Un complejo cardiaco, si no me equivoco, dura un poco mas de 200 ms (a reserva de checarlo) entonces si se hace un retardo entre muestra y muestra de aprox 1 ms se acerca bastante para q se pueda hacer un primer acercamiento (considerando la tabla de la que puedo disponer).

Yo te recomendaria que la tabla la grabaras en una eeprom (interna del pic ,una serial i2c o algo mas que se te ocurra) y utilizaras una ciclo infinito en el cual vayas recorriendo cada localidad de memoria y realices la conversion DA con el metodo que mejor t acomode, asi podrias optimizar bastante tu codigo ya que los valores se quedan grabados en la memoria y no los tienes que escribir cada vez en tu codigo.
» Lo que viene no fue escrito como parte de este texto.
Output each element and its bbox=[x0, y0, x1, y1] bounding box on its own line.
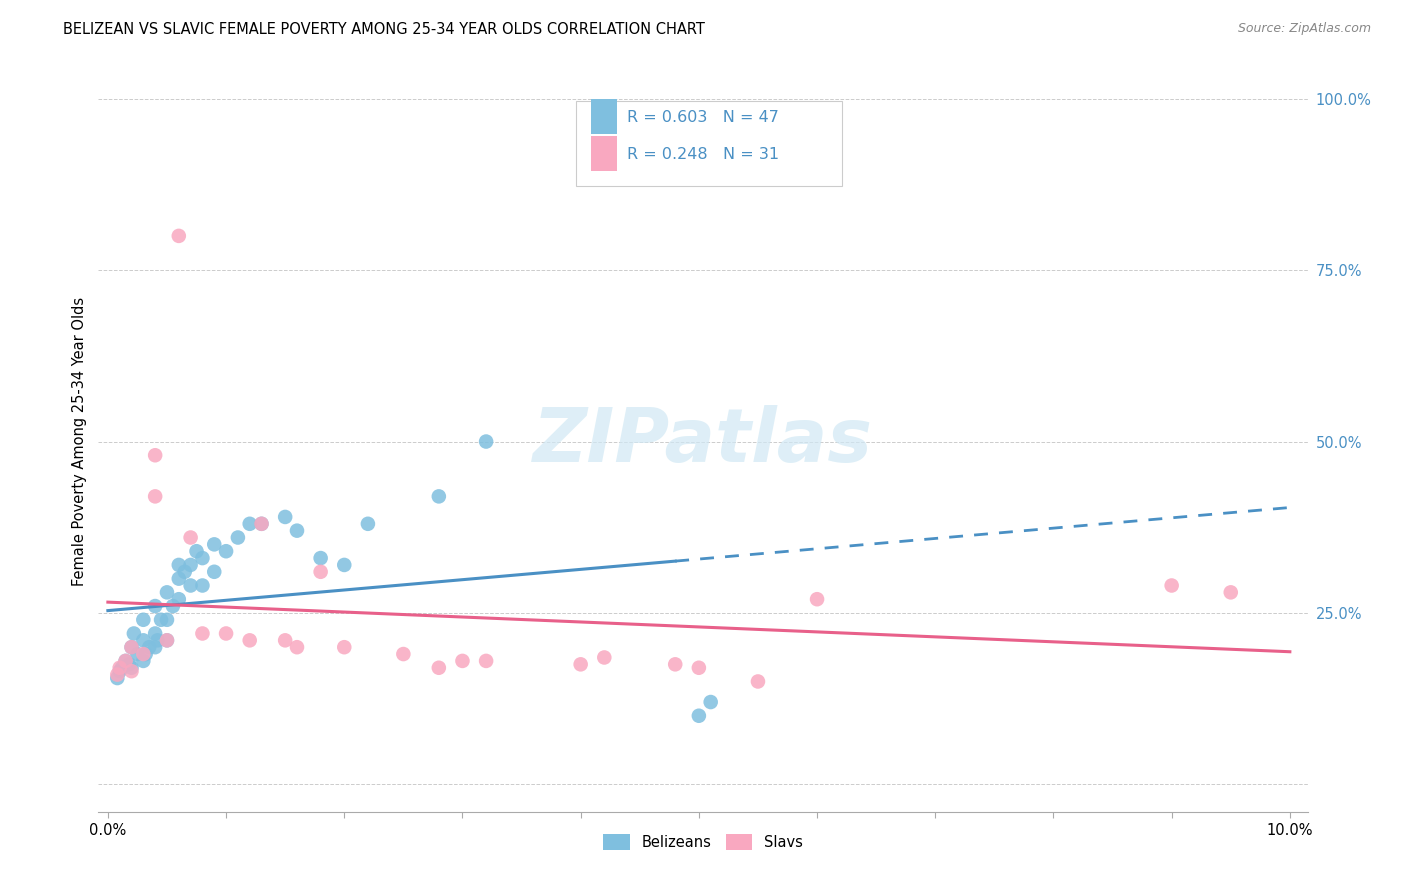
Point bbox=[122, 626, 145, 640]
Point bbox=[250, 516, 273, 531]
Point bbox=[309, 551, 332, 566]
Point bbox=[427, 489, 450, 503]
FancyBboxPatch shape bbox=[591, 99, 617, 135]
Point bbox=[118, 657, 141, 672]
Point bbox=[121, 640, 143, 655]
Point bbox=[569, 657, 592, 672]
Point bbox=[143, 489, 166, 503]
Point bbox=[135, 647, 157, 661]
Point bbox=[132, 647, 155, 661]
Point bbox=[186, 544, 208, 558]
Point bbox=[114, 654, 136, 668]
Y-axis label: Female Poverty Among 25-34 Year Olds: Female Poverty Among 25-34 Year Olds bbox=[72, 297, 87, 586]
Point bbox=[202, 537, 225, 551]
Point bbox=[121, 640, 143, 655]
Point bbox=[105, 671, 128, 685]
Point bbox=[156, 633, 179, 648]
Point bbox=[274, 510, 297, 524]
Point bbox=[250, 516, 273, 531]
Point bbox=[167, 228, 190, 243]
Text: R = 0.603   N = 47: R = 0.603 N = 47 bbox=[627, 110, 779, 125]
Point bbox=[132, 613, 155, 627]
Point bbox=[143, 599, 166, 613]
Text: R = 0.248   N = 31: R = 0.248 N = 31 bbox=[627, 147, 779, 161]
Text: Source: ZipAtlas.com: Source: ZipAtlas.com bbox=[1237, 22, 1371, 36]
Point bbox=[806, 592, 828, 607]
Point bbox=[167, 572, 190, 586]
FancyBboxPatch shape bbox=[591, 136, 617, 171]
Legend: Belizeans, Slavs: Belizeans, Slavs bbox=[598, 828, 808, 856]
Point bbox=[285, 524, 308, 538]
Text: BELIZEAN VS SLAVIC FEMALE POVERTY AMONG 25-34 YEAR OLDS CORRELATION CHART: BELIZEAN VS SLAVIC FEMALE POVERTY AMONG … bbox=[63, 22, 706, 37]
Point bbox=[105, 667, 128, 681]
Point bbox=[156, 585, 179, 599]
Point bbox=[427, 661, 450, 675]
Point bbox=[699, 695, 721, 709]
Point bbox=[239, 633, 262, 648]
Point bbox=[191, 578, 214, 592]
Point bbox=[121, 661, 143, 675]
Point bbox=[167, 592, 190, 607]
Point bbox=[143, 626, 166, 640]
Point bbox=[392, 647, 415, 661]
Point bbox=[156, 633, 179, 648]
Point bbox=[747, 674, 769, 689]
Point bbox=[191, 551, 214, 566]
Point bbox=[664, 657, 686, 672]
Point bbox=[202, 565, 225, 579]
Point bbox=[451, 654, 474, 668]
Point bbox=[150, 613, 173, 627]
Point bbox=[108, 664, 131, 678]
Point bbox=[1160, 578, 1182, 592]
Point bbox=[138, 640, 160, 655]
Point bbox=[173, 565, 195, 579]
FancyBboxPatch shape bbox=[576, 101, 842, 186]
Point bbox=[274, 633, 297, 648]
Point bbox=[357, 516, 380, 531]
Point bbox=[688, 661, 710, 675]
Point bbox=[132, 654, 155, 668]
Point bbox=[239, 516, 262, 531]
Point bbox=[309, 565, 332, 579]
Point bbox=[180, 578, 202, 592]
Point bbox=[114, 654, 136, 668]
Point bbox=[215, 544, 238, 558]
Point bbox=[146, 633, 169, 648]
Point bbox=[688, 708, 710, 723]
Point bbox=[191, 626, 214, 640]
Point bbox=[108, 661, 131, 675]
Point bbox=[127, 647, 149, 661]
Point bbox=[121, 664, 143, 678]
Point bbox=[180, 531, 202, 545]
Point bbox=[132, 633, 155, 648]
Point bbox=[475, 434, 498, 449]
Point bbox=[180, 558, 202, 572]
Point bbox=[1219, 585, 1241, 599]
Point bbox=[285, 640, 308, 655]
Point bbox=[215, 626, 238, 640]
Point bbox=[333, 558, 356, 572]
Point bbox=[143, 448, 166, 462]
Point bbox=[167, 558, 190, 572]
Point bbox=[333, 640, 356, 655]
Point bbox=[593, 650, 616, 665]
Point bbox=[162, 599, 184, 613]
Text: ZIPatlas: ZIPatlas bbox=[533, 405, 873, 478]
Point bbox=[143, 640, 166, 655]
Point bbox=[226, 531, 249, 545]
Point bbox=[111, 661, 134, 675]
Point bbox=[156, 613, 179, 627]
Point bbox=[475, 654, 498, 668]
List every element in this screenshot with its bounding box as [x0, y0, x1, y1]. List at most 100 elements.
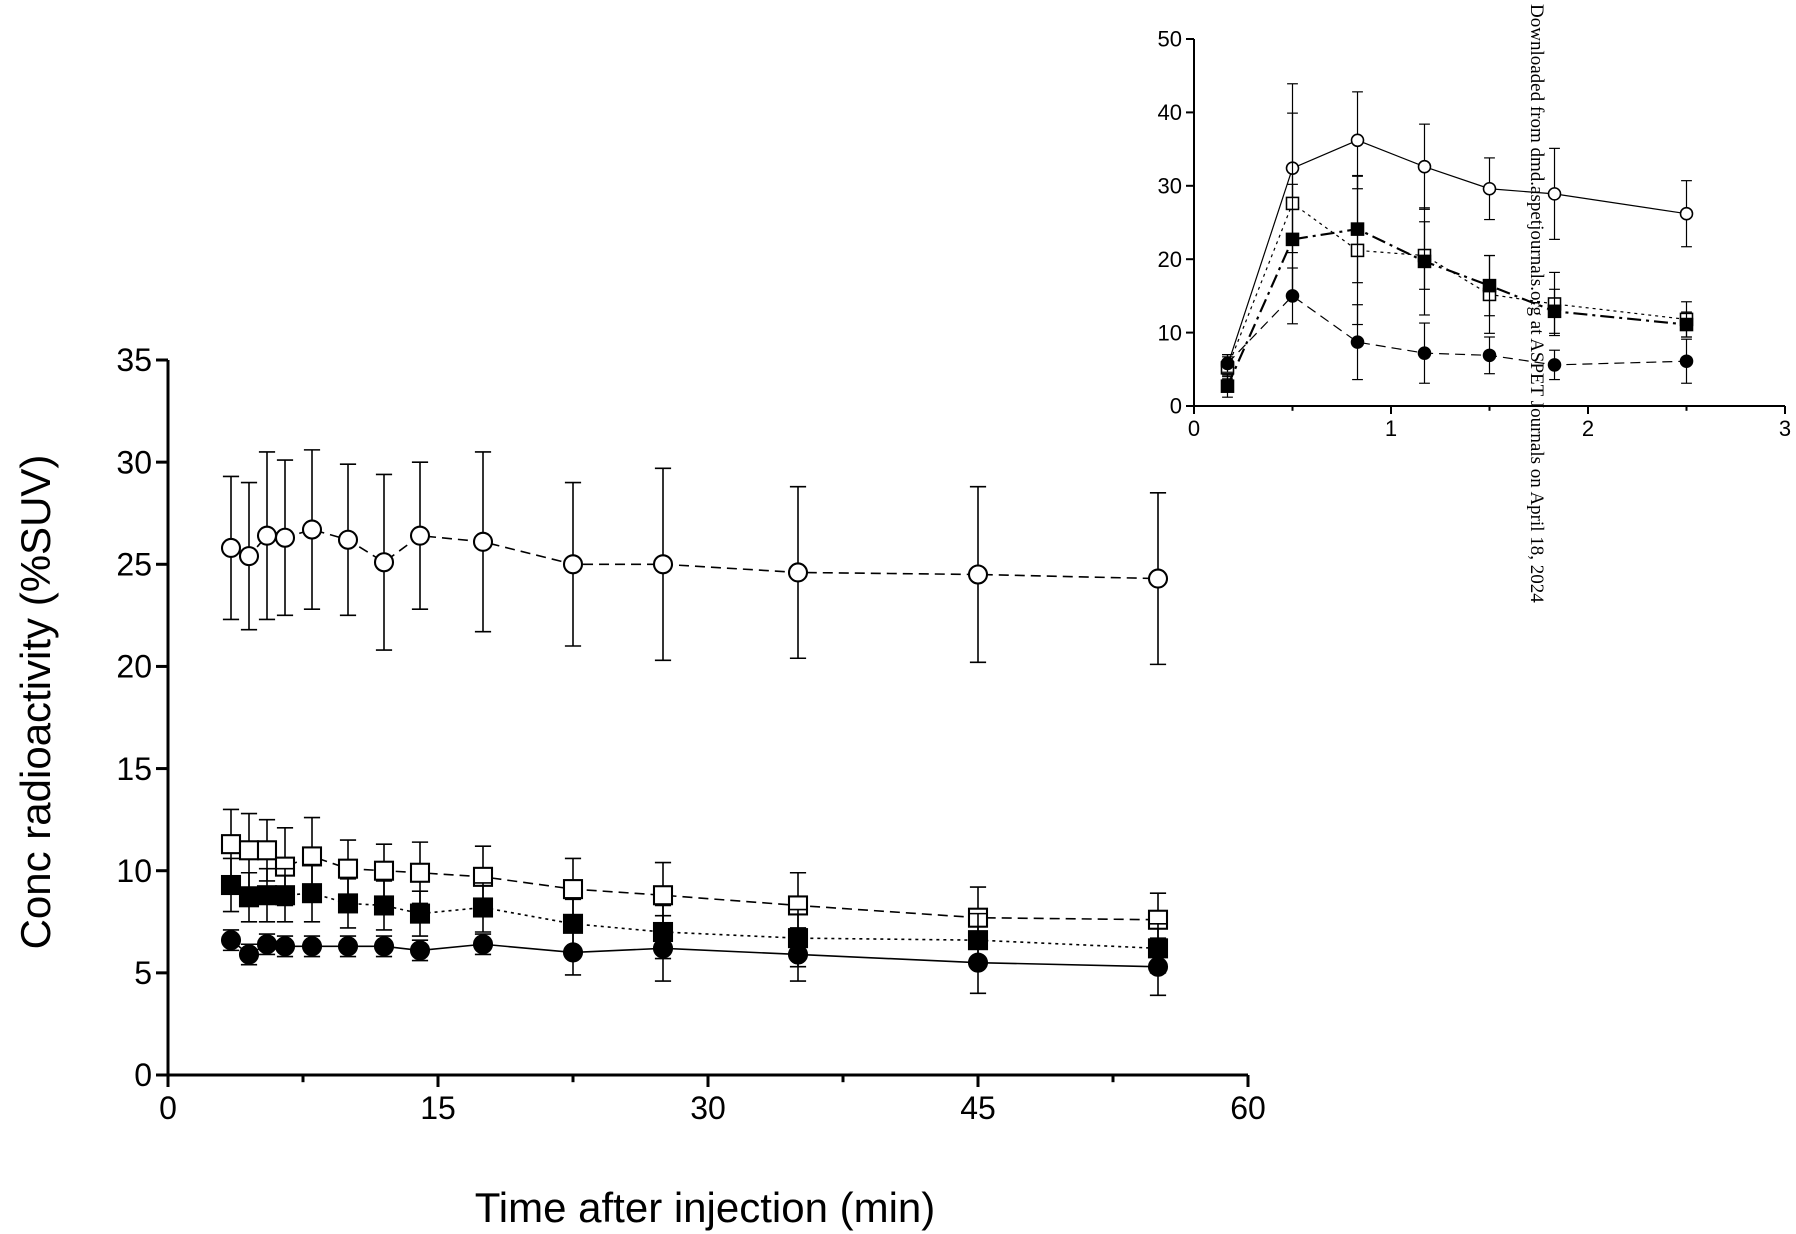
main-data-point [967, 564, 989, 585]
main-data-point [472, 531, 494, 552]
inset-y-tick-label: 40 [1158, 100, 1182, 125]
main-data-point [220, 930, 242, 951]
inset-y-tick-label: 20 [1158, 247, 1182, 272]
main-y-tick-label: 0 [134, 1057, 152, 1093]
inset-data-point [1482, 348, 1497, 363]
inset-data-point [1350, 335, 1365, 349]
inset-data-point [1417, 159, 1432, 174]
main-x-tick-label: 0 [159, 1090, 177, 1126]
inset-data-point [1285, 289, 1300, 303]
inset-data-point [1482, 278, 1497, 293]
main-data-point [373, 895, 395, 916]
main-data-point [274, 936, 296, 957]
inset-data-point [1679, 206, 1694, 221]
main-y-tick-label: 5 [134, 955, 152, 991]
inset-data-point [1482, 181, 1497, 196]
main-x-axis-label: Time after injection (min) [475, 1184, 936, 1231]
main-y-tick-label: 10 [116, 853, 152, 889]
main-series [220, 449, 1169, 997]
main-series-filled-square [220, 857, 1169, 974]
main-data-point [373, 552, 395, 573]
main-data-point [652, 938, 674, 959]
main-x-tick-label: 45 [960, 1090, 996, 1126]
inset-data-point [1679, 354, 1694, 369]
main-series-line [230, 843, 1159, 921]
main-data-point [337, 893, 359, 914]
main-data-point [373, 936, 395, 957]
main-data-point [256, 934, 278, 955]
main-data-point [301, 846, 323, 867]
main-data-point [562, 554, 584, 575]
inset-data-point [1350, 133, 1365, 148]
main-series-line [230, 528, 1159, 580]
main-data-point [256, 885, 278, 906]
inset-data-point [1547, 358, 1562, 372]
inset-data-point [1220, 356, 1235, 371]
inset-y-tick-label: 0 [1170, 394, 1182, 419]
inset-y-tick-label: 30 [1158, 174, 1182, 199]
main-data-point [256, 525, 278, 546]
main-y-tick-label: 20 [116, 649, 152, 685]
main-data-point [472, 934, 494, 955]
inset-series [1220, 83, 1694, 398]
inset-x-tick-label: 0 [1188, 416, 1200, 441]
inset-data-point [1220, 379, 1235, 393]
main-data-point [274, 885, 296, 906]
main-data-point [1147, 568, 1169, 589]
main-data-point [301, 519, 323, 540]
main-data-point [301, 883, 323, 904]
inset-x-tick-label: 3 [1779, 416, 1791, 441]
main-y-axis-label: Conc radioactivity (%SUV) [12, 455, 59, 950]
main-data-point [274, 527, 296, 548]
main-data-point [220, 537, 242, 558]
main-y-tick-label: 35 [116, 342, 152, 378]
inset-series-line [1226, 202, 1687, 369]
main-y-tick-label: 15 [116, 751, 152, 787]
inset-y-tick-label: 10 [1158, 320, 1182, 345]
main-y-tick-label: 25 [116, 546, 152, 582]
main-data-point [562, 942, 584, 963]
main-data-point [409, 525, 431, 546]
main-data-point [373, 860, 395, 881]
main-series-line [230, 884, 1159, 950]
inset-data-point [1350, 222, 1365, 236]
main-data-point [409, 940, 431, 961]
inset-data-point [1285, 232, 1300, 247]
main-chart: Time after injection (min) Conc radioact… [12, 342, 1266, 1231]
main-data-point [238, 944, 260, 965]
main-data-point [1147, 956, 1169, 977]
main-data-point [238, 546, 260, 567]
main-data-point [472, 897, 494, 918]
main-data-point [337, 936, 359, 957]
main-data-point [652, 554, 674, 575]
main-series-open-circle [220, 449, 1169, 666]
main-data-point [256, 840, 278, 861]
main-data-point [409, 862, 431, 883]
main-data-point [409, 903, 431, 924]
main-data-point [337, 858, 359, 879]
main-x-tick-label: 60 [1230, 1090, 1266, 1126]
inset-y-tick-label: 50 [1158, 27, 1182, 52]
inset-data-point [1547, 187, 1562, 201]
inset-data-point [1417, 346, 1432, 360]
main-data-point [787, 944, 809, 965]
main-data-point [220, 834, 242, 855]
main-data-point [562, 879, 584, 900]
inset-x-tick-label: 1 [1385, 416, 1397, 441]
download-watermark: Downloaded from dmd.aspetjournals.org at… [1526, 4, 1547, 603]
main-series-open-square [220, 808, 1169, 950]
inset-data-point [1679, 317, 1694, 332]
inset-series-filled-circle [1220, 267, 1694, 384]
inset-data-point [1547, 304, 1562, 319]
inset-x-tick-label: 2 [1582, 416, 1594, 441]
main-data-point [787, 562, 809, 583]
main-x-tick-label: 15 [420, 1090, 456, 1126]
main-axes: 0 15 30 45 60 0 5 10 15 20 25 30 35 [116, 342, 1265, 1126]
main-data-point [652, 885, 674, 906]
main-data-point [220, 874, 242, 896]
main-data-point [238, 840, 260, 861]
main-data-point [967, 952, 989, 973]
ahi las dudas que te vayan saliendo me avisas... suerte


----------



## chicomito (Ago 25, 2010)

en realidad así deseo hacerlo con una memoria externa.
pero por honor al tiempo,mostrar avances al profe, pensé que podría ser mas rápido.
me podrías enviar la tabla para chequearla...
mi correo es *políticas@delforo.com



**Como no cumplo las Políticas del Foro. Me editaron el mensaje.*​


----------



## roy4nsk (Ago 25, 2010)

aqui te mando la tabla que he estado usando, los datos estan en decimal y en binario con resolucion de 8 bits.

suerte!!!


----------



## chicomito (Ago 25, 2010)

gracias 

lo provare y te cuento.


----------



## chicomito (Oct 3, 2010)

probe lo que me enviastes y funciona gracias.
Ahora tengo otro problema porque la salida del conversor es de 5 volt y necesito reducirlo a 1mv.Como lo usastes tú.


----------



## roy4nsk (Oct 3, 2010)

Ah pues lo que yo intente es lo mas simple...un divisor de voltaje. Puedes proponerlo como gustes, yo usaba una resistencia de 2.2M y una de 1K para reducirla a 2-2.5 mV mas o menos, pero podrias proponer un arreglo de divisores de voltaje acoplados mediante un seguidor para hacer atenuaciones mayores y una etapa de filtrado pasa bajas para evitar que se introduzca ruido... funciona bastante bien. Suerte!!!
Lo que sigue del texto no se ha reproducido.